En ce qui concerne la décision portant obligation de quitter le territoire français :
Il résulte de ce qui a été dit précédemment que l’illégalité des décisions portant refus de titre de séjour n’est pas établie. Par suite, le moyen tiré de l’exception d’illégalité dirigé contre les décisions portant obligation de quitter le territoire français doit être écarté.
En ce qui concerne la décision fixant le pays de destination :
Il résulte de ce qui a été dit précédemment que l’illégalité des décisions portant refus de titre de séjour n’est pas établie. Par suite, le moyen tiré de l’exception d’illégalité dirigé contre les décisions fixant le pays de destination doit être écarté.
En ce qui concerne la décision fixant le délai de départ volontaire :
Il résulte de ce qui a été dit précédemment que l’illégalité des décisions portant refus de titre de séjour n’est pas établie. Par suite, le moyen tiré de l’exception d’illégalité dirigé contre les décisions fixant le délai de départ volontaire doit être écarté.
Il résulte de tout ce qui précède que les conclusions à fin d’annulation présentées par Mme C… et M. A… doivent être rejetées.
Sur le surplus des conclusions des requêtes :
Le rejet des conclusions à fin d’annulation présentées Mme C… et M. A… entraîne, par voie de conséquence, celui de leurs conclusions à fin d’injonction et d’astreinte, ainsi que de leurs conclusions relatives aux frais d’instance.
D É C I D E :
Article 1er :
Les requêtes de Mme C… et M. A… sont rejetées.
Article 2 :
Le présent jugement sera notifié à Mme F… C…, à M. A… G… A…, au préfet de la Loire-Atlantique et à Me Bourgeois.

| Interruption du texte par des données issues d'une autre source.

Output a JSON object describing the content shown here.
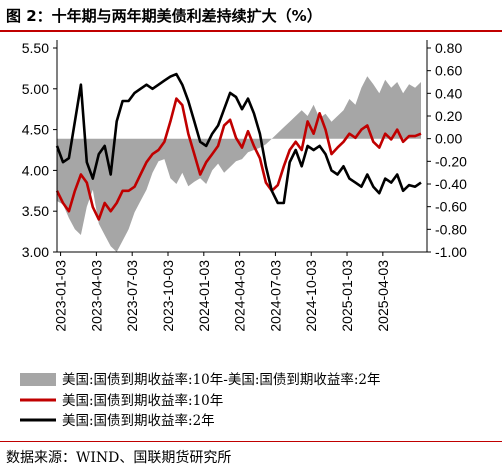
{
  "title": "图 2：十年期与两年期美债利差持续扩大（%）",
  "source": "数据来源：WIND、国联期货研究所",
  "chart_data": {
    "type": "line",
    "x_ticks": [
      "2023-01-03",
      "2023-04-03",
      "2023-07-03",
      "2023-10-03",
      "2024-01-03",
      "2024-04-03",
      "2024-07-03",
      "2024-10-03",
      "2025-01-03",
      "2025-04-03"
    ],
    "y_left": {
      "lim": [
        3.0,
        5.5
      ],
      "ticks": [
        "3.00",
        "3.50",
        "4.00",
        "4.50",
        "5.00",
        "5.50"
      ]
    },
    "y_right": {
      "lim": [
        -1.0,
        0.8
      ],
      "ticks": [
        "-1.00",
        "-0.80",
        "-0.60",
        "-0.40",
        "-0.20",
        "0.00",
        "0.20",
        "0.40",
        "0.60",
        "0.80"
      ]
    },
    "grid": false,
    "legend_position": "bottom",
    "series": [
      {
        "name": "美国:国债到期收益率:10年-美国:国债到期收益率:2年",
        "type": "area",
        "axis": "right",
        "color": "#a6a6a6",
        "x": [
          0,
          0.5,
          1,
          1.5,
          2,
          2.5,
          3,
          3.5,
          4,
          4.5,
          5,
          5.5,
          6,
          6.5,
          7,
          7.5,
          8,
          8.5,
          9,
          9.5,
          10,
          10.5,
          11,
          11.5,
          12,
          12.5,
          13,
          13.5,
          14,
          14.5,
          15,
          15.5,
          16,
          16.5,
          17,
          17.5,
          18,
          18.5,
          19,
          19.5,
          20,
          20.5,
          21,
          21.5,
          22,
          22.5,
          23,
          23.5,
          24,
          24.5,
          25,
          25.5,
          26,
          26.5,
          27,
          27.5,
          28,
          28.5,
          29,
          29.5,
          30,
          30.5
        ],
        "values": [
          -0.55,
          -0.58,
          -0.7,
          -0.8,
          -0.85,
          -0.6,
          -0.45,
          -0.75,
          -0.85,
          -0.95,
          -1.0,
          -0.9,
          -0.8,
          -0.65,
          -0.55,
          -0.45,
          -0.3,
          -0.2,
          -0.18,
          -0.35,
          -0.4,
          -0.3,
          -0.42,
          -0.38,
          -0.35,
          -0.4,
          -0.28,
          -0.22,
          -0.3,
          -0.25,
          -0.2,
          -0.18,
          -0.12,
          -0.1,
          -0.08,
          -0.05,
          0.0,
          0.05,
          0.1,
          0.15,
          0.2,
          0.25,
          0.2,
          0.3,
          0.18,
          0.22,
          0.15,
          0.2,
          0.25,
          0.35,
          0.3,
          0.45,
          0.55,
          0.48,
          0.4,
          0.52,
          0.45,
          0.5,
          0.4,
          0.48,
          0.45,
          0.5
        ]
      },
      {
        "name": "美国:国债到期收益率:10年",
        "type": "line",
        "axis": "left",
        "color": "#c00000",
        "x": [
          0,
          0.5,
          1,
          1.5,
          2,
          2.5,
          3,
          3.5,
          4,
          4.5,
          5,
          5.5,
          6,
          6.5,
          7,
          7.5,
          8,
          8.5,
          9,
          9.5,
          10,
          10.5,
          11,
          11.5,
          12,
          12.5,
          13,
          13.5,
          14,
          14.5,
          15,
          15.5,
          16,
          16.5,
          17,
          17.5,
          18,
          18.5,
          19,
          19.5,
          20,
          20.5,
          21,
          21.5,
          22,
          22.5,
          23,
          23.5,
          24,
          24.5,
          25,
          25.5,
          26,
          26.5,
          27,
          27.5,
          28,
          28.5,
          29,
          29.5,
          30,
          30.5
        ],
        "values": [
          3.75,
          3.6,
          3.5,
          3.75,
          3.95,
          3.85,
          3.55,
          3.4,
          3.6,
          3.5,
          3.6,
          3.75,
          3.75,
          3.8,
          3.95,
          4.1,
          4.2,
          4.25,
          4.35,
          4.6,
          4.88,
          4.8,
          4.45,
          4.2,
          3.95,
          4.1,
          4.2,
          4.3,
          4.55,
          4.62,
          4.4,
          4.28,
          4.48,
          4.3,
          4.15,
          3.85,
          3.75,
          3.82,
          4.05,
          4.25,
          4.35,
          4.25,
          4.6,
          4.45,
          4.7,
          4.5,
          4.2,
          4.28,
          4.35,
          4.45,
          4.4,
          4.5,
          4.55,
          4.35,
          4.28,
          4.45,
          4.38,
          4.5,
          4.35,
          4.42,
          4.42,
          4.45
        ]
      },
      {
        "name": "美国:国债到期收益率:2年",
        "type": "line",
        "axis": "left",
        "color": "#000000",
        "x": [
          0,
          0.5,
          1,
          1.5,
          2,
          2.5,
          3,
          3.5,
          4,
          4.5,
          5,
          5.5,
          6,
          6.5,
          7,
          7.5,
          8,
          8.5,
          9,
          9.5,
          10,
          10.5,
          11,
          11.5,
          12,
          12.5,
          13,
          13.5,
          14,
          14.5,
          15,
          15.5,
          16,
          16.5,
          17,
          17.5,
          18,
          18.5,
          19,
          19.5,
          20,
          20.5,
          21,
          21.5,
          22,
          22.5,
          23,
          23.5,
          24,
          24.5,
          25,
          25.5,
          26,
          26.5,
          27,
          27.5,
          28,
          28.5,
          29,
          29.5,
          30,
          30.5
        ],
        "values": [
          4.3,
          4.1,
          4.15,
          4.6,
          5.05,
          4.1,
          3.9,
          4.2,
          4.3,
          3.95,
          4.6,
          4.85,
          4.85,
          4.95,
          5.0,
          5.05,
          5.0,
          5.05,
          5.1,
          5.15,
          5.18,
          5.05,
          4.85,
          4.6,
          4.35,
          4.3,
          4.45,
          4.55,
          4.75,
          4.95,
          4.9,
          4.75,
          4.88,
          4.7,
          4.45,
          4.05,
          3.75,
          3.6,
          3.6,
          4.1,
          4.25,
          4.05,
          4.3,
          4.25,
          4.3,
          4.2,
          4.0,
          3.95,
          4.05,
          3.9,
          3.85,
          3.8,
          3.95,
          3.8,
          3.72,
          3.9,
          3.85,
          3.95,
          3.75,
          3.82,
          3.8,
          3.85
        ]
      }
    ]
  }
}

Délibéré après l’audience du 1er octobre 2025, à laquelle siégeaient :
Mme Le Barbier, présidente,
M. Simon, premier conseiller,
Mme Ribac, conseillère.
Rendu public par mise à disposition au greffe le 22 octobre 2025.
La présidente-rapporteure,
M. LE BARBIER
L’assesseur le plus ancien
dans l’ordre du tableau,
P.-E. SIMON
La greffière,
P. LABOUREL
La République mande et ordonne au préfet de la Loire-Atlantique en ce qui le concerne ou à tous commissaires de justice à ce requis en ce qui concerne les voies de droit commun contre les parties privées, de pourvoir à l’exécution de la présente décision.